Dismissing this emergent political culture as so much froth that will be dissipated by the kamay na bakal about to descend on the Philippines, is as unhappy an outcome as possibly having lost the electoral count. Leni and Kiko mirrored to Filipinos a Filipino collective self that met murderousness with scholarship and legal plans; vulgarity with grace; and plunder with the equanimity from the certainty that plundered wealth will not buy any dictators’ desired legacy.


This Filipino continues to exist. They did not belong to political parties necessarily. They were certainly not dilawan. They do not belong only to the middle class. They went out in great numbers because they held in common a capacity for outrage. And a capacity, too, of translating outrage into both action plans and spontaneous gifts of self.


Their presence in the political arena was for some time buried by sustained shaming (the hammering away online of the “disente”) and sordid manueverings (disemboweling the Commission on Elections, early decapitation of the Supreme Court). It was left for the youth—in fact the demographic majority—to infuse the political field with a pivotal nowness, a spirit unfettered by the compromises their parents made.


The election just concluded made that 21st century Filipino center stage. The bayarans hid off stage, like scurrying vermin of Medieval times.
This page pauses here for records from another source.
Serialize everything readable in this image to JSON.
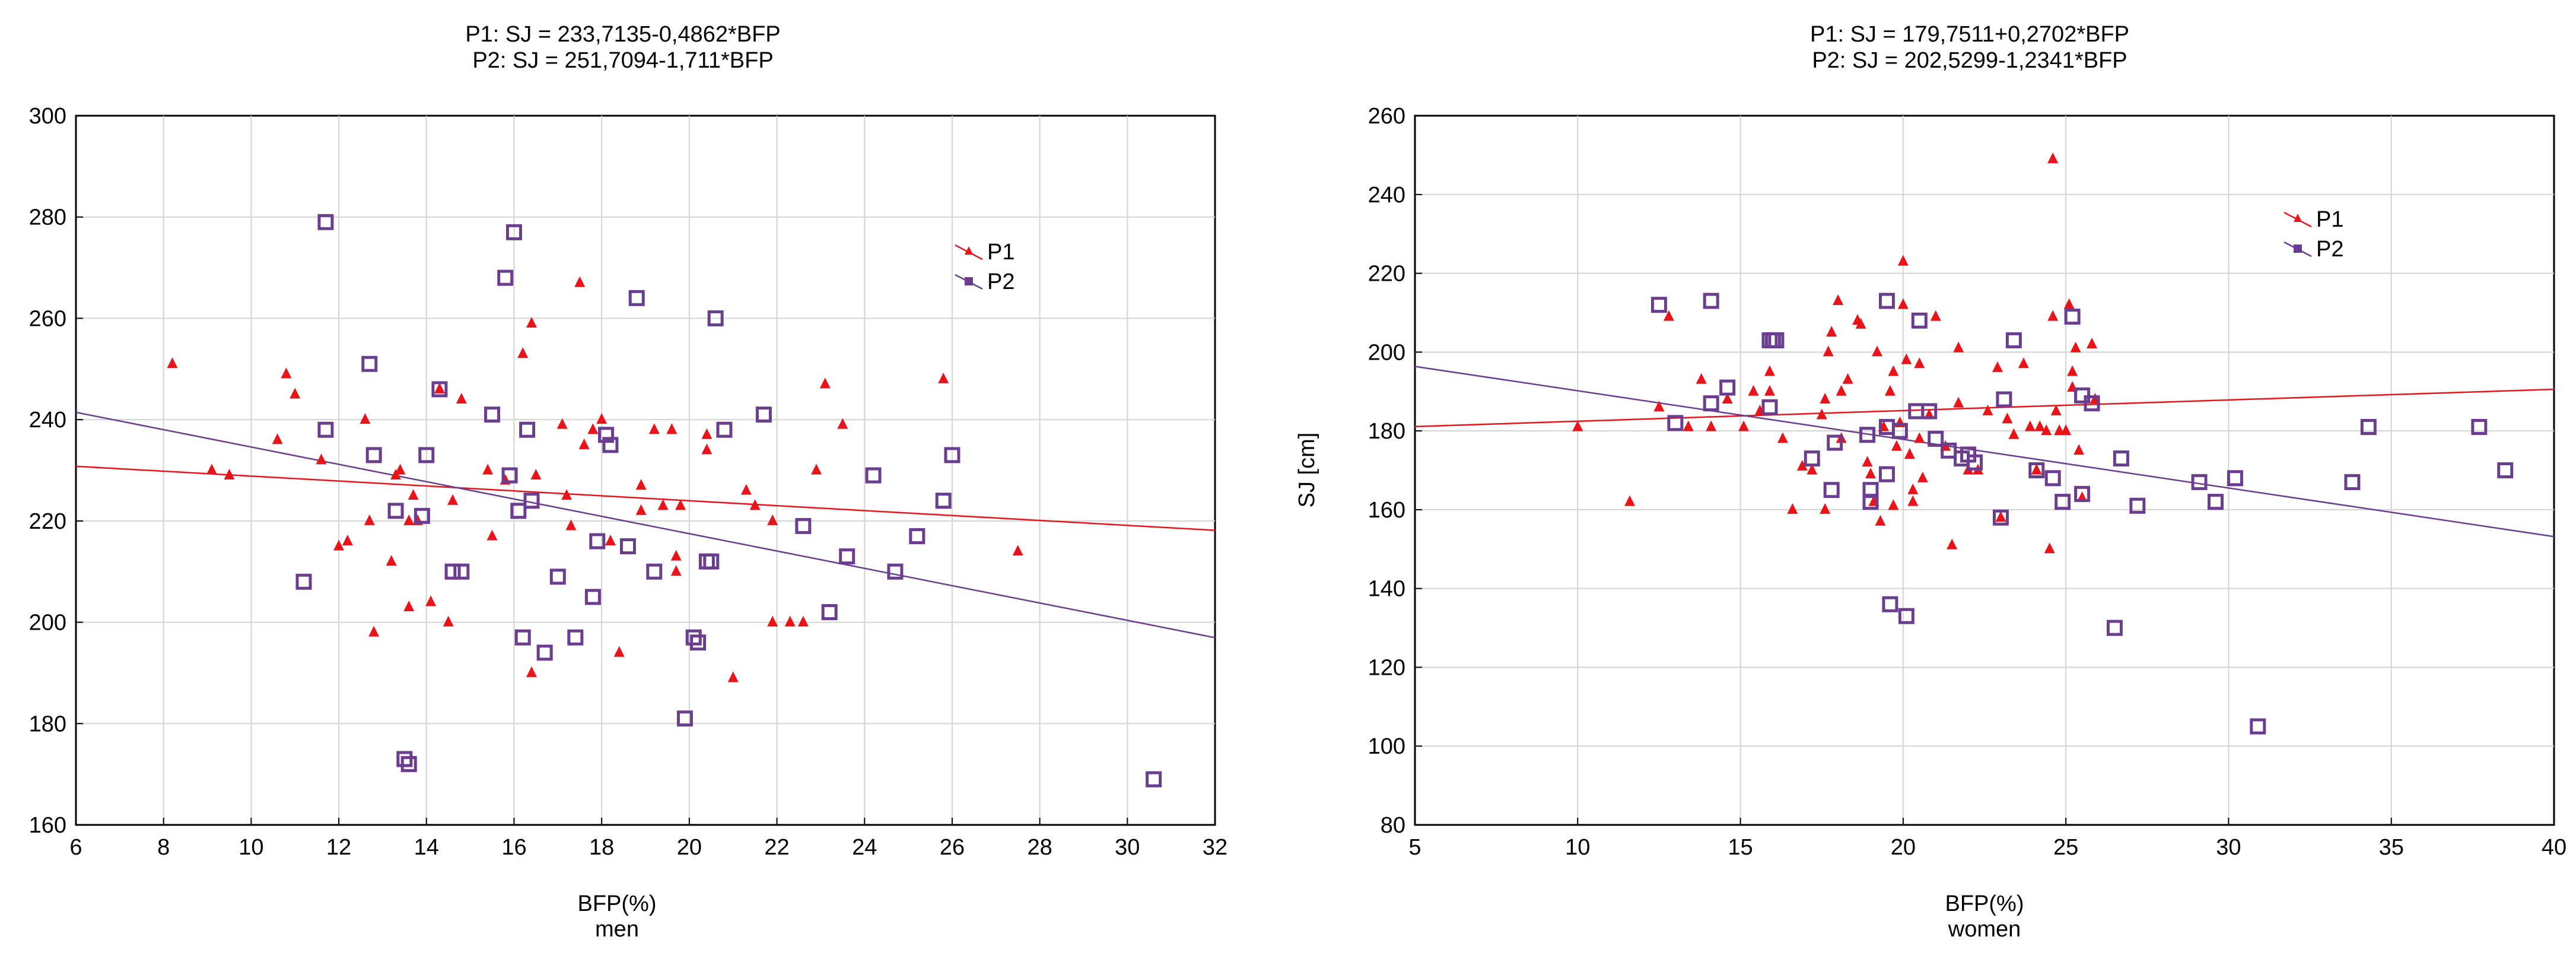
{
  "chart_data": [
    {
      "type": "scatter",
      "id": "men",
      "title_lines": [
        "P1: SJ = 233,7135-0,4862*BFP",
        "P2: SJ = 251,7094-1,711*BFP"
      ],
      "xlabel": "BFP(%)",
      "xlabel2": "men",
      "ylabel": "",
      "xlim": [
        6,
        32
      ],
      "ylim": [
        160,
        300
      ],
      "xticks": [
        6,
        8,
        10,
        12,
        14,
        16,
        18,
        20,
        22,
        24,
        26,
        28,
        30,
        32
      ],
      "yticks": [
        160,
        180,
        200,
        220,
        240,
        260,
        280,
        300
      ],
      "grid": true,
      "legend": {
        "position": "top-right",
        "entries": [
          "P1",
          "P2"
        ]
      },
      "colors": {
        "P1": "#e8141a",
        "P2": "#6b3d8f"
      },
      "series": [
        {
          "name": "P1",
          "marker": "triangle",
          "fit": {
            "intercept": 233.7135,
            "slope": -0.4862
          },
          "points": [
            [
              8.2,
              251
            ],
            [
              9.1,
              230
            ],
            [
              9.5,
              229
            ],
            [
              10.6,
              236
            ],
            [
              10.8,
              249
            ],
            [
              11,
              245
            ],
            [
              11.6,
              232
            ],
            [
              12,
              215
            ],
            [
              12.2,
              216
            ],
            [
              12.6,
              240
            ],
            [
              12.7,
              220
            ],
            [
              12.8,
              198
            ],
            [
              13.2,
              212
            ],
            [
              13.3,
              229
            ],
            [
              13.4,
              230
            ],
            [
              13.6,
              220
            ],
            [
              13.6,
              203
            ],
            [
              13.7,
              225
            ],
            [
              13.8,
              220
            ],
            [
              14.1,
              204
            ],
            [
              14.3,
              246
            ],
            [
              14.5,
              200
            ],
            [
              14.6,
              224
            ],
            [
              14.8,
              244
            ],
            [
              15.4,
              230
            ],
            [
              15.5,
              217
            ],
            [
              15.8,
              228
            ],
            [
              16.2,
              253
            ],
            [
              16.4,
              259
            ],
            [
              16.4,
              190
            ],
            [
              16.5,
              229
            ],
            [
              17.1,
              239
            ],
            [
              17.2,
              225
            ],
            [
              17.3,
              219
            ],
            [
              17.5,
              267
            ],
            [
              17.6,
              235
            ],
            [
              17.8,
              238
            ],
            [
              18,
              240
            ],
            [
              18.2,
              216
            ],
            [
              18.4,
              194
            ],
            [
              18.9,
              227
            ],
            [
              18.9,
              222
            ],
            [
              19.2,
              238
            ],
            [
              19.4,
              223
            ],
            [
              19.6,
              238
            ],
            [
              19.7,
              213
            ],
            [
              19.7,
              210
            ],
            [
              19.8,
              223
            ],
            [
              20.4,
              237
            ],
            [
              20.4,
              234
            ],
            [
              21,
              189
            ],
            [
              21.3,
              226
            ],
            [
              21.5,
              223
            ],
            [
              21.9,
              220
            ],
            [
              21.9,
              200
            ],
            [
              22.3,
              200
            ],
            [
              22.6,
              200
            ],
            [
              22.9,
              230
            ],
            [
              23.1,
              247
            ],
            [
              23.5,
              239
            ],
            [
              25.8,
              248
            ],
            [
              27.5,
              214
            ]
          ]
        },
        {
          "name": "P2",
          "marker": "square",
          "fit": {
            "intercept": 251.7094,
            "slope": -1.711
          },
          "points": [
            [
              11.2,
              208
            ],
            [
              11.7,
              279
            ],
            [
              11.7,
              238
            ],
            [
              12.7,
              251
            ],
            [
              12.8,
              233
            ],
            [
              13.3,
              222
            ],
            [
              13.5,
              173
            ],
            [
              13.6,
              172
            ],
            [
              13.9,
              221
            ],
            [
              14,
              233
            ],
            [
              14.3,
              246
            ],
            [
              14.6,
              210
            ],
            [
              14.8,
              210
            ],
            [
              15.5,
              241
            ],
            [
              15.8,
              268
            ],
            [
              15.9,
              229
            ],
            [
              16,
              277
            ],
            [
              16.1,
              222
            ],
            [
              16.2,
              197
            ],
            [
              16.3,
              238
            ],
            [
              16.4,
              224
            ],
            [
              16.7,
              194
            ],
            [
              17,
              209
            ],
            [
              17.4,
              197
            ],
            [
              17.8,
              205
            ],
            [
              17.9,
              216
            ],
            [
              18.1,
              237
            ],
            [
              18.2,
              235
            ],
            [
              18.6,
              215
            ],
            [
              18.8,
              264
            ],
            [
              19.2,
              210
            ],
            [
              19.9,
              181
            ],
            [
              20.1,
              197
            ],
            [
              20.2,
              196
            ],
            [
              20.4,
              212
            ],
            [
              20.5,
              212
            ],
            [
              20.6,
              260
            ],
            [
              20.8,
              238
            ],
            [
              21.7,
              241
            ],
            [
              22.6,
              219
            ],
            [
              23.2,
              202
            ],
            [
              23.6,
              213
            ],
            [
              24.2,
              229
            ],
            [
              24.7,
              210
            ],
            [
              25.2,
              217
            ],
            [
              25.8,
              224
            ],
            [
              26,
              233
            ],
            [
              30.6,
              169
            ]
          ]
        }
      ]
    },
    {
      "type": "scatter",
      "id": "women",
      "title_lines": [
        "P1: SJ = 179,7511+0,2702*BFP",
        "P2: SJ = 202,5299-1,2341*BFP"
      ],
      "xlabel": "BFP(%)",
      "xlabel2": "women",
      "ylabel": "SJ [cm]",
      "xlim": [
        5,
        40
      ],
      "ylim": [
        80,
        260
      ],
      "xticks": [
        5,
        10,
        15,
        20,
        25,
        30,
        35,
        40
      ],
      "yticks": [
        80,
        100,
        120,
        140,
        160,
        180,
        200,
        220,
        240,
        260
      ],
      "grid": true,
      "legend": {
        "position": "top-right",
        "entries": [
          "P1",
          "P2"
        ]
      },
      "colors": {
        "P1": "#e8141a",
        "P2": "#6b3d8f"
      },
      "series": [
        {
          "name": "P1",
          "marker": "triangle",
          "fit": {
            "intercept": 179.7511,
            "slope": 0.2702
          },
          "points": [
            [
              10,
              181
            ],
            [
              11.6,
              162
            ],
            [
              12.5,
              186
            ],
            [
              12.8,
              209
            ],
            [
              13.4,
              181
            ],
            [
              13.8,
              193
            ],
            [
              14.1,
              181
            ],
            [
              14.6,
              188
            ],
            [
              15.1,
              181
            ],
            [
              15.4,
              190
            ],
            [
              15.6,
              185
            ],
            [
              15.9,
              195
            ],
            [
              15.9,
              190
            ],
            [
              16.3,
              178
            ],
            [
              16.6,
              160
            ],
            [
              16.9,
              171
            ],
            [
              17.2,
              170
            ],
            [
              17.5,
              184
            ],
            [
              17.6,
              160
            ],
            [
              17.6,
              188
            ],
            [
              17.7,
              200
            ],
            [
              17.8,
              205
            ],
            [
              18,
              213
            ],
            [
              18.1,
              190
            ],
            [
              18.1,
              178
            ],
            [
              18.3,
              193
            ],
            [
              18.6,
              208
            ],
            [
              18.7,
              207
            ],
            [
              18.9,
              172
            ],
            [
              19,
              169
            ],
            [
              19.1,
              162
            ],
            [
              19.2,
              200
            ],
            [
              19.3,
              157
            ],
            [
              19.4,
              181
            ],
            [
              19.6,
              190
            ],
            [
              19.7,
              161
            ],
            [
              19.7,
              195
            ],
            [
              19.8,
              176
            ],
            [
              19.9,
              182
            ],
            [
              20,
              223
            ],
            [
              20,
              212
            ],
            [
              20.1,
              198
            ],
            [
              20.2,
              174
            ],
            [
              20.3,
              165
            ],
            [
              20.3,
              162
            ],
            [
              20.5,
              197
            ],
            [
              20.5,
              178
            ],
            [
              20.6,
              168
            ],
            [
              20.8,
              184
            ],
            [
              21,
              209
            ],
            [
              21.3,
              176
            ],
            [
              21.5,
              151
            ],
            [
              21.7,
              201
            ],
            [
              21.7,
              187
            ],
            [
              22,
              170
            ],
            [
              22.3,
              170
            ],
            [
              22.6,
              185
            ],
            [
              22.9,
              196
            ],
            [
              23,
              158
            ],
            [
              23.2,
              183
            ],
            [
              23.4,
              179
            ],
            [
              23.7,
              197
            ],
            [
              23.9,
              181
            ],
            [
              24.1,
              170
            ],
            [
              24.2,
              181
            ],
            [
              24.4,
              180
            ],
            [
              24.5,
              150
            ],
            [
              24.6,
              249
            ],
            [
              24.6,
              209
            ],
            [
              24.7,
              185
            ],
            [
              24.8,
              180
            ],
            [
              25,
              180
            ],
            [
              25.1,
              212
            ],
            [
              25.2,
              191
            ],
            [
              25.2,
              195
            ],
            [
              25.3,
              201
            ],
            [
              25.4,
              175
            ],
            [
              25.5,
              163
            ],
            [
              25.8,
              202
            ],
            [
              25.9,
              188
            ]
          ]
        },
        {
          "name": "P2",
          "marker": "square",
          "fit": {
            "intercept": 202.5299,
            "slope": -1.2341
          },
          "points": [
            [
              12.5,
              212
            ],
            [
              13,
              182
            ],
            [
              14.1,
              213
            ],
            [
              14.1,
              187
            ],
            [
              14.6,
              191
            ],
            [
              15.9,
              203
            ],
            [
              15.9,
              186
            ],
            [
              16,
              203
            ],
            [
              16.1,
              203
            ],
            [
              17.2,
              173
            ],
            [
              17.8,
              165
            ],
            [
              17.9,
              177
            ],
            [
              18.9,
              179
            ],
            [
              19,
              165
            ],
            [
              19,
              162
            ],
            [
              19.5,
              213
            ],
            [
              19.5,
              181
            ],
            [
              19.5,
              169
            ],
            [
              19.6,
              136
            ],
            [
              19.9,
              180
            ],
            [
              20.1,
              133
            ],
            [
              20.4,
              185
            ],
            [
              20.5,
              208
            ],
            [
              20.8,
              185
            ],
            [
              21,
              178
            ],
            [
              21.4,
              175
            ],
            [
              21.8,
              173
            ],
            [
              22,
              174
            ],
            [
              22.2,
              172
            ],
            [
              23,
              158
            ],
            [
              23.1,
              188
            ],
            [
              23.4,
              203
            ],
            [
              24.1,
              170
            ],
            [
              24.6,
              168
            ],
            [
              24.9,
              162
            ],
            [
              25.2,
              209
            ],
            [
              25.5,
              189
            ],
            [
              25.5,
              164
            ],
            [
              25.8,
              187
            ],
            [
              26.5,
              130
            ],
            [
              26.7,
              173
            ],
            [
              27.2,
              161
            ],
            [
              29.1,
              167
            ],
            [
              29.6,
              162
            ],
            [
              30.2,
              168
            ],
            [
              30.9,
              105
            ],
            [
              33.8,
              167
            ],
            [
              34.3,
              181
            ],
            [
              37.7,
              181
            ],
            [
              38.5,
              170
            ]
          ]
        }
      ]
    }
  ]
}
Whatever happens now, that emergent Filipino will not leave the stage. For making this happen, Leni and Kiko have already made this election season a spectacular success.


They have given the Philippine democratic project an effervescence that will produce long distance runners.


And now to count the votes properly.





Marian Pastor Roces works internationally as an independent curator, critic of institutions, and analyst of culture and politics. Through her corporation, TAOINC, she curates the establishment of museums. She is also a founding Partner of the think tank, Brain Trust, Inc.

She has long argued that governance, civil society action, and policy making in the Philippines are weakened by the absence of cultural analysis. Such analysis, in turn, needs to work with updated data. Hence Pulitikultura, Roces' platform for probing the intersection of culture and politics.